El silencio de Brugada, la falta de contundencia en la respuesta institucional, y el habitual desdén del gobierno federal ante la violencia política revelan que para Morena, ni sus propios muertos son suficientes para asumir la gravedad del desastre.
¿Dónde está la Fiscalía? ¿Dónde están los operativos urgentes? ¿Dónde está la indignación de un gobierno que, cuando conviene, se desgarra las vestiduras por causas sociales pero calla ante los asesinatos dentro de sus propias filas?.
Estos crímenes deben encender todas las alarmas. No son producto del azar ni de la inseguridad común.
Son mensajes. Mensajes de poder, de territorio, de control, así como pruebas irrefutables de que Morena ha perdido -o ha entregado- la batalla contra la violencia.
La pregunta no es solo quién mató, sino por qué el poder guarda silencio. Ese silencio, en sí mismo, es una forma de complicidad.
Y ese silencio mata tanto como las balas.
Lo que nos espera tras el choque militar en la 4T
El conflicto entre el Secretario de la De-fensa Nacional, Ricardo Trevilla Trejo, y Omar García Harfuch, actual titular de la Secretaría de Seguridad y Protección Ciudadana, es más que una pugna entre figuras del poder: es una señal clara de que México está a las puertas de un reacomodo peligroso entre los brazos armados del Estado.
La imposición de Claudia Sheinbaum sobre la Sdena, revela una tensión alarmante en el corazón del aparato de gobierno.
¿Qué nos espera a los mexicanos? Una militarización aún más agresiva, más opaca y completamente ajena al control civil.
Lo que alguna vez fue una discusión sobre estrategia de seguridad hoy se ha convertido en una batalla por el poder.
Una batalla política, personal y profundamente peligrosa.

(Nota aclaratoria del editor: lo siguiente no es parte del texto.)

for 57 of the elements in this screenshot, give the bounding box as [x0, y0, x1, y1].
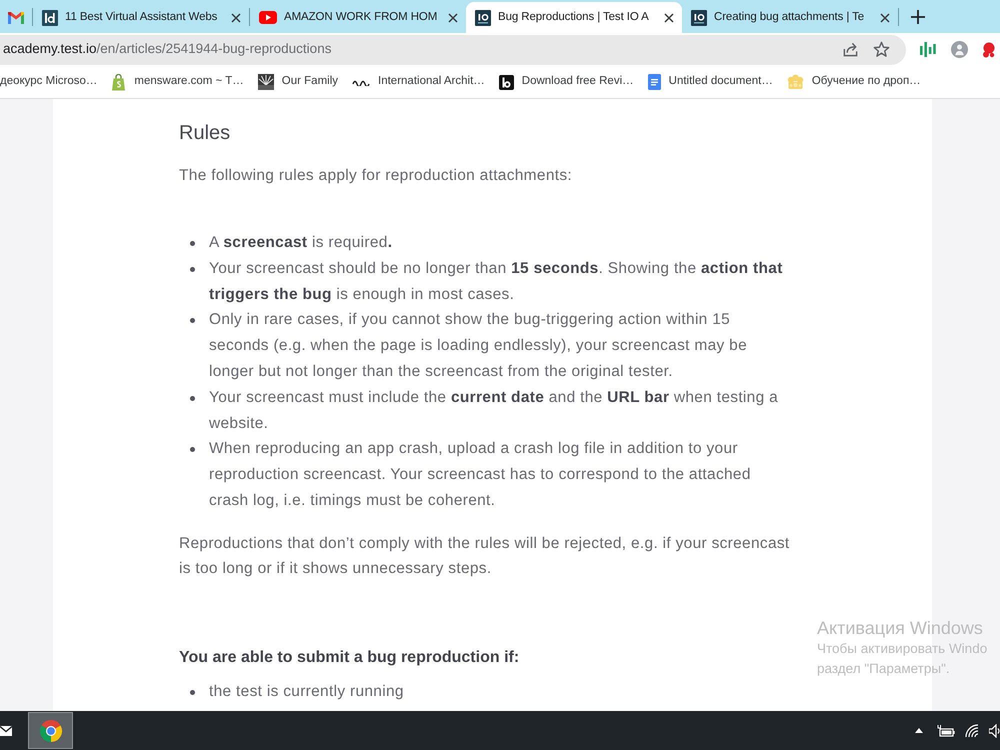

Cuando las élites militares y civiles del país se enfrentan, los ciudadanos quedan atrapados en medio, como rehenes de una lucha que no entienden pero que sufrirán en carne viva: entre la represión militar y la incompetencia burocrática.

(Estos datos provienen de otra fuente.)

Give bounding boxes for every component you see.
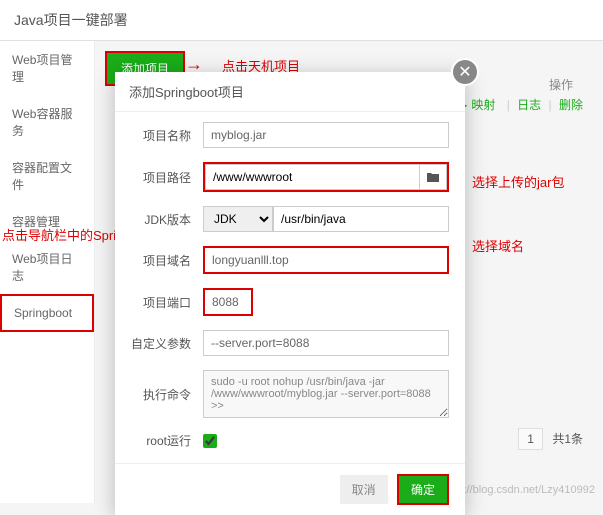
folder-icon[interactable] xyxy=(419,164,447,190)
sidebar-item-springboot[interactable]: Springboot xyxy=(0,294,94,332)
label-custom: 自定义参数 xyxy=(131,335,191,352)
label-domain: 项目域名 xyxy=(131,252,191,269)
page-title: Java项目一键部署 xyxy=(0,0,603,41)
project-name-input[interactable] xyxy=(203,122,449,148)
page-number[interactable]: 1 xyxy=(518,428,543,450)
label-jdk: JDK版本 xyxy=(131,211,191,228)
ops-column-header: 操作 xyxy=(549,76,573,93)
op-delete-link[interactable]: 删除 xyxy=(559,98,583,112)
op-log-link[interactable]: 日志 xyxy=(517,98,541,112)
confirm-button[interactable]: 确定 xyxy=(397,474,449,505)
root-run-checkbox[interactable] xyxy=(203,434,217,448)
jdk-path-input[interactable] xyxy=(273,206,449,232)
pager: 1 共1条 xyxy=(518,428,583,450)
sidebar-item-container-config[interactable]: 容器配置文件 xyxy=(0,149,94,203)
sidebar: Web项目管理 Web容器服务 容器配置文件 容器管理 Web项目日志 Spri… xyxy=(0,41,95,503)
separator: | xyxy=(507,98,510,112)
annotation-jar: 选择上传的jar包 xyxy=(472,172,564,191)
project-path-input[interactable] xyxy=(205,164,419,190)
project-domain-input[interactable] xyxy=(203,246,449,274)
custom-args-input[interactable] xyxy=(203,330,449,356)
sidebar-item-web-log[interactable]: Web项目日志 xyxy=(0,240,94,294)
exec-cmd-textarea[interactable]: sudo -u root nohup /usr/bin/java -jar /w… xyxy=(203,370,449,418)
label-port: 项目端口 xyxy=(131,294,191,311)
ops-row: 映射 | 日志 | 删除 xyxy=(458,96,583,113)
sidebar-item-web-container[interactable]: Web容器服务 xyxy=(0,95,94,149)
page-total: 共1条 xyxy=(552,432,583,446)
label-cmd: 执行命令 xyxy=(131,386,191,403)
label-path: 项目路径 xyxy=(131,169,191,186)
modal: ✕ 添加Springboot项目 项目名称 项目路径 JDK版本 JDK xyxy=(115,72,465,515)
sidebar-item-web-project[interactable]: Web项目管理 xyxy=(0,41,94,95)
jdk-select[interactable]: JDK xyxy=(203,206,273,232)
separator: | xyxy=(549,98,552,112)
label-name: 项目名称 xyxy=(131,127,191,144)
annotation-domain: 选择域名 xyxy=(472,236,524,255)
label-root: root运行 xyxy=(131,432,191,449)
project-port-input[interactable] xyxy=(203,288,253,316)
close-icon[interactable]: ✕ xyxy=(451,58,479,86)
modal-title: 添加Springboot项目 xyxy=(115,72,465,112)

Ricardo Trevilla representa a un Ejército empoderado, fortalecido durante el sexenio de López Obrador con recursos sin precedentes, contratos multimillonarios y facultades extraconstitucionales.
Del otro lado, Omar García Harfuch es la carta fuerte de Sheinbaum: un policía con pasado en cuerpos de élite, pero también con vínculos polémicos y un historial marcado por la violencia y la opacidad.
El choque entre ambos no es ideológico: es una lucha por el control del país real, del México que se gobierna no con leyes, sino de balas y pactos y eso, para una nación al borde del colapso institucional, es una tragedia en desarrollo.
El Gobierno federal, lejos de buscar el equilibrio y la civilidad democrática, ha apostado por imponer su autoridad sobre las Fuerzas Armadas, alimentando así un resentimiento que puede volverse en su contra.
La continuidad que tanto pregona no significa estabilidad: significa profundizar el desequilibrio de poder entre civiles débiles y militares fuertes.
El riesgo ya no es solo la militarización; es la fractura del Estado; un vacío institucional donde no gobierna la ley, sino el uniforme, donde no manda el pueblo, sino los caudillos con rango y presupuesto.
El conflicto ya está aquí.
Lo preocupante es lo que viene después.
¿Cuánto más perderemos antes de que alguien se atreva a frenar esta deriva autoritaria y militarista?